The dune was formed around 12,000 years ago and has been slowly growing ever since. The dune is a popular tourist destination. There are several nearby hiking trails that offer stunning views of the surrounding area.
Gorges du Verdon
The Gorges du Verdon, also known as the Grand Canyon of France, is a canyon formed by the Verdon River. The canyon is in Alpes-de-Haute-Provence, southeastern France.
It is about 25 kilometers long and up to 700 meters deep. The cliffs of the canyon are made of limestone and are popular for BASE jumping and rock climbing. The Gorges du Verdon was formed over a period of about 15 million years by the erosion of the limestone by the river.
Camargue Salt Flats
The Camargue salt flats are a natural wonder in France. The flats are in the Camargue region of southern France. They are famous for their large salt marshes.

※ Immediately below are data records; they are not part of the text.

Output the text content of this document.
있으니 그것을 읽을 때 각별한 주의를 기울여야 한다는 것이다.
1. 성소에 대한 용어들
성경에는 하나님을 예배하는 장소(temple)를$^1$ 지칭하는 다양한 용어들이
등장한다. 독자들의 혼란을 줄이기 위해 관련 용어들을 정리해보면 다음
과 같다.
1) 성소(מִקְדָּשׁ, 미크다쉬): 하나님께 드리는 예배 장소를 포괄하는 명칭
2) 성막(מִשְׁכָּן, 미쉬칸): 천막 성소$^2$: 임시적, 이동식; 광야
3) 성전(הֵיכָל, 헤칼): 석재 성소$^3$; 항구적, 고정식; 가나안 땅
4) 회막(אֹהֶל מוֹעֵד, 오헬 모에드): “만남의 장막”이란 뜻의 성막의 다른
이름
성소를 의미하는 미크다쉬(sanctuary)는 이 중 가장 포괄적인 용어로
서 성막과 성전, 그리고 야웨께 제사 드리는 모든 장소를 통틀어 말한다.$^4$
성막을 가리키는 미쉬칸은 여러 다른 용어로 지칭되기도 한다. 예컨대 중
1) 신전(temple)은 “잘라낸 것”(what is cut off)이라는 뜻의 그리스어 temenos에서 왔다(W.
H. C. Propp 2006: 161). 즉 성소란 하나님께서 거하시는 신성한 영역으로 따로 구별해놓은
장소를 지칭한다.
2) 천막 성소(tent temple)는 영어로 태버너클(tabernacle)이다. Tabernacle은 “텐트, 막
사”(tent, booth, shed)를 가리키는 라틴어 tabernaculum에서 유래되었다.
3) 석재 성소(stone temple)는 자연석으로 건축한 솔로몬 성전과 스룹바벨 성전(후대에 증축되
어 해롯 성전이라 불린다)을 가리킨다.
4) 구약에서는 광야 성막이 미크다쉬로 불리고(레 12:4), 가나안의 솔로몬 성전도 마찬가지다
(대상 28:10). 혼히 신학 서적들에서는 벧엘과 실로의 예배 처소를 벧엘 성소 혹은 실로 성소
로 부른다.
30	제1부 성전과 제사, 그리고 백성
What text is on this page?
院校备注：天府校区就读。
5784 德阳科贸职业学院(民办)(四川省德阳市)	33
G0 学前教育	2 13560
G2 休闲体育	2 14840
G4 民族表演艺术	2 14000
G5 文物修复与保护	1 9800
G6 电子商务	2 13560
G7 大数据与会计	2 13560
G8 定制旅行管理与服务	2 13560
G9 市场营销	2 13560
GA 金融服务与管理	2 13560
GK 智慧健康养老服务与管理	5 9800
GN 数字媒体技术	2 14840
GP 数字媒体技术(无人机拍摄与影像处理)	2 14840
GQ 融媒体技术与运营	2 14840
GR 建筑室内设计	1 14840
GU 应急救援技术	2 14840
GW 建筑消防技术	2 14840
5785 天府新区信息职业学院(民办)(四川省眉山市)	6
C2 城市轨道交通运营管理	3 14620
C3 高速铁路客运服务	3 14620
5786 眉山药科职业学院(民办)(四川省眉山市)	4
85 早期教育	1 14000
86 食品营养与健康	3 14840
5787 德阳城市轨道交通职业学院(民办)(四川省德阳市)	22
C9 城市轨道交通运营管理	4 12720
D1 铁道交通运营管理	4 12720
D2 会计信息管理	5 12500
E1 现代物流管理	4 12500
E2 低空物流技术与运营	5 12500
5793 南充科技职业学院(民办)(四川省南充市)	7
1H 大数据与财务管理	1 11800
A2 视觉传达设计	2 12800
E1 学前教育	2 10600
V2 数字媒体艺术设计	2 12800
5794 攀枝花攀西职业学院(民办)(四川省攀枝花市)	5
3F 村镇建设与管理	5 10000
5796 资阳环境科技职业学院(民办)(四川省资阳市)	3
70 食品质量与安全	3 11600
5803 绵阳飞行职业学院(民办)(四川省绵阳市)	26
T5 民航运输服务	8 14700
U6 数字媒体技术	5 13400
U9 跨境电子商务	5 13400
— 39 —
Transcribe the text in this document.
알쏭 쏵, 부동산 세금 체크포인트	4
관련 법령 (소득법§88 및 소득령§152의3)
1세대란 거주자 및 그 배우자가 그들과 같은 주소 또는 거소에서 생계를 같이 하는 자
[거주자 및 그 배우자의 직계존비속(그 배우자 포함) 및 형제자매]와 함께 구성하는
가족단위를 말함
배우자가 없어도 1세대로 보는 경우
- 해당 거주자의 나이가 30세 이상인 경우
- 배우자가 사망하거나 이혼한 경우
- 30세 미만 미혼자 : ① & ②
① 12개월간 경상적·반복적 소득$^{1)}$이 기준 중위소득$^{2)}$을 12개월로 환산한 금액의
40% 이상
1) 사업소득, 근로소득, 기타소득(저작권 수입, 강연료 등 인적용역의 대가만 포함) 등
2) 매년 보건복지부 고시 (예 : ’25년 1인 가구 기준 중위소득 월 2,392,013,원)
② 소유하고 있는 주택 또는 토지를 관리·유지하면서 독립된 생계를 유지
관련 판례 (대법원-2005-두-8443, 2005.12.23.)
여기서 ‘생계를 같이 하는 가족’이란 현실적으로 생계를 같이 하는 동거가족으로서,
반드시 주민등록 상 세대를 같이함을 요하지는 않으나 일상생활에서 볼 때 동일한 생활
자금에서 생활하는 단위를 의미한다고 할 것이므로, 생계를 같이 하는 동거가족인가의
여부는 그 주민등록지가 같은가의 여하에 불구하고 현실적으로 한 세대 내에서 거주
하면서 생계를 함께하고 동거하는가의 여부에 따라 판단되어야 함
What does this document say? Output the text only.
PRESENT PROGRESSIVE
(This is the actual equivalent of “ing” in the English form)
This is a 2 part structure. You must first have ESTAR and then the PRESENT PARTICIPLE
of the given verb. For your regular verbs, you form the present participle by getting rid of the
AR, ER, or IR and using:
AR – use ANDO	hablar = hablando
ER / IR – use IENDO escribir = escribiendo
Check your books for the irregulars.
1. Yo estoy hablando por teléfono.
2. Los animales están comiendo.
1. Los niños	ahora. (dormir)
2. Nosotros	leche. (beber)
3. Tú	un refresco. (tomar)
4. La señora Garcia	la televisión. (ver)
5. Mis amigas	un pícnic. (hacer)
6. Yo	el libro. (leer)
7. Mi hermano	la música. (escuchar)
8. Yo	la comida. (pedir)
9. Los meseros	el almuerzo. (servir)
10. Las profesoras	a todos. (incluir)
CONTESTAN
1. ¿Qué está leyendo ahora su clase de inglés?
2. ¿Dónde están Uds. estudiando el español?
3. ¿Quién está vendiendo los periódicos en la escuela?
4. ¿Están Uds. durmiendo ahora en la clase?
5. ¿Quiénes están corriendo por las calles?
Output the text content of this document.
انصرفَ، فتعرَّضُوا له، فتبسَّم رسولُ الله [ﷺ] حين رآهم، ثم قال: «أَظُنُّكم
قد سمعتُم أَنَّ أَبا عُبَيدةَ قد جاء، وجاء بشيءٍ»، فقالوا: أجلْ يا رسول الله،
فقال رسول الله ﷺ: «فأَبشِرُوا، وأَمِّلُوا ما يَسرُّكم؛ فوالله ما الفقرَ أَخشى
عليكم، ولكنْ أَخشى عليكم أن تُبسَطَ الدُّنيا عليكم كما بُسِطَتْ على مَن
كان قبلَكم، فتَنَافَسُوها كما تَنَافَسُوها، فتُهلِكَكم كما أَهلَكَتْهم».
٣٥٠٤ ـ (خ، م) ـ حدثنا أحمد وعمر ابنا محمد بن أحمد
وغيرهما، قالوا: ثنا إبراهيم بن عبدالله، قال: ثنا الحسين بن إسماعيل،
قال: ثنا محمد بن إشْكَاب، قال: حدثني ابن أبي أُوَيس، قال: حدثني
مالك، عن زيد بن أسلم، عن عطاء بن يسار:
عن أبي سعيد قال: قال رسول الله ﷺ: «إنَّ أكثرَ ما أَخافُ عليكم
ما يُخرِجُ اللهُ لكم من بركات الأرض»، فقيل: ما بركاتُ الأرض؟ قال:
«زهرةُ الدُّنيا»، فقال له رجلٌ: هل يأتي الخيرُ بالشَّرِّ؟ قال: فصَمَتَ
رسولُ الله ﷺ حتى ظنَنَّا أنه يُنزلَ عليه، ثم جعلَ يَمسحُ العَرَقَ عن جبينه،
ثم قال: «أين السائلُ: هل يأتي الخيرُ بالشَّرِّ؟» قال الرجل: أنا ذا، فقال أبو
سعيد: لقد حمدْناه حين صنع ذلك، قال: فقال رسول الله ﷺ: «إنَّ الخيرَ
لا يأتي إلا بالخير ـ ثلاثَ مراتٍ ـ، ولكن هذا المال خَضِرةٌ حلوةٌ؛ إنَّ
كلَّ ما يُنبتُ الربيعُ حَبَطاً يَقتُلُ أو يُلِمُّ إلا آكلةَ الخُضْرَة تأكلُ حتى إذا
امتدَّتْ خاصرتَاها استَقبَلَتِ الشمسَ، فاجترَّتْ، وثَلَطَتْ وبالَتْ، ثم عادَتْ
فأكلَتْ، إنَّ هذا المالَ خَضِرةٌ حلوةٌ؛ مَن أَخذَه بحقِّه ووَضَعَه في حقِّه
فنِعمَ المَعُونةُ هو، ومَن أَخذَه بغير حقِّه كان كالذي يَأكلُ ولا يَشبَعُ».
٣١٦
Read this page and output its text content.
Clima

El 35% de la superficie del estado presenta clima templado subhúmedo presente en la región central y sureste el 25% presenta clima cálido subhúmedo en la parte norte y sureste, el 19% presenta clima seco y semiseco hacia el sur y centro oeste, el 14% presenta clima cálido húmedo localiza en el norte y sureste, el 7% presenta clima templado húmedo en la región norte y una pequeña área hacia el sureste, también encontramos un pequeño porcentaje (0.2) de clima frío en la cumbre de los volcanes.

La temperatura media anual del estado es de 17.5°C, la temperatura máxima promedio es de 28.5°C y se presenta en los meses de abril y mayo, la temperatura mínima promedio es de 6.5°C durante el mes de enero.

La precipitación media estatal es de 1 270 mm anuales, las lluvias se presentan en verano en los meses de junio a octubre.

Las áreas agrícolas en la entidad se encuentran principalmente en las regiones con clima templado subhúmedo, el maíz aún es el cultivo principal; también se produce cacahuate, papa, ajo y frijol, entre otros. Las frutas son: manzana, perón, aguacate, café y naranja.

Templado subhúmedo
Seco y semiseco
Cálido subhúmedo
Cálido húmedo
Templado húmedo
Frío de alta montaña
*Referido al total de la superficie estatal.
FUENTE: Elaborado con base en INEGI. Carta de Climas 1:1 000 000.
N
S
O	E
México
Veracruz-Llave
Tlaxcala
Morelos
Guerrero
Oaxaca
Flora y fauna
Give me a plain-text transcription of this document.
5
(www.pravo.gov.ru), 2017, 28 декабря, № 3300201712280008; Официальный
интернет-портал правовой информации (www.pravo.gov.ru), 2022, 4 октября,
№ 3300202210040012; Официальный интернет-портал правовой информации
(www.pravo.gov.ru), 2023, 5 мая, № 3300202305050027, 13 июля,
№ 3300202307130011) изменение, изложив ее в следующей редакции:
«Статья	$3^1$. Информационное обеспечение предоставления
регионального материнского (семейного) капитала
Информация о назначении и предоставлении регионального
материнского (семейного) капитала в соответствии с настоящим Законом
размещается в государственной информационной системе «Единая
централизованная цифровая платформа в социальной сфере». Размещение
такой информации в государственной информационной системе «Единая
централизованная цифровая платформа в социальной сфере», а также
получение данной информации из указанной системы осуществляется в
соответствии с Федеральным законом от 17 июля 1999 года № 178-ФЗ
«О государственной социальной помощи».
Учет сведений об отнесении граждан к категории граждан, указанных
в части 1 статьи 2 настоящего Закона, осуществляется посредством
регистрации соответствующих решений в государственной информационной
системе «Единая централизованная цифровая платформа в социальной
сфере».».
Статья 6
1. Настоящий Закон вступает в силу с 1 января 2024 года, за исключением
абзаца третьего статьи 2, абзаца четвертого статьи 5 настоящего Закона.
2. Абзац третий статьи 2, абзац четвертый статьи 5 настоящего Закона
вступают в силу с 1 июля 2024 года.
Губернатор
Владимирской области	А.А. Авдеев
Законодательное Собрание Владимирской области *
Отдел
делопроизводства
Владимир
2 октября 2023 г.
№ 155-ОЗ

These marshes are home to many rare and endangered species, including the pink flamingo. The flats have been used for salt production since Roman times, and the salt marshes are still actively farmed today. An impressive and useful landmark in France.
Lavender Fields of Provence
The lavender fields of Provence in France are famous for their picturesque beauty and sweet fragrance. The lavender blooms from late June to August and the fields are popular among local and international tourists.
The Lavender Museum in Digne-les-Bains is in dedication to the history and cultivation of lavender.
Scandola Nature Reserve
The Scandola Nature Reserve is on the west coast of the French island of Corsica, within the Corsica Regional Park. It was established in 1975. The Reserve covers an area of 19.5 square kilometers and has interesting geological and biological features.
Scandola Reserve serves to protect the Mediterranean flora and fauna, as well as the cultural heritage of the area. It is also home to a number of archaeological sites, including the remains of ancient villages and castles.
Visiting Landmarks in France
These are just some of the many famous French landmarks that you can visit when traveling to France. While Paris is the hot spot and is home to many of the most popular landmarks in France, don’t forget to enjoy all of the other wonderful attractions that France has to offer.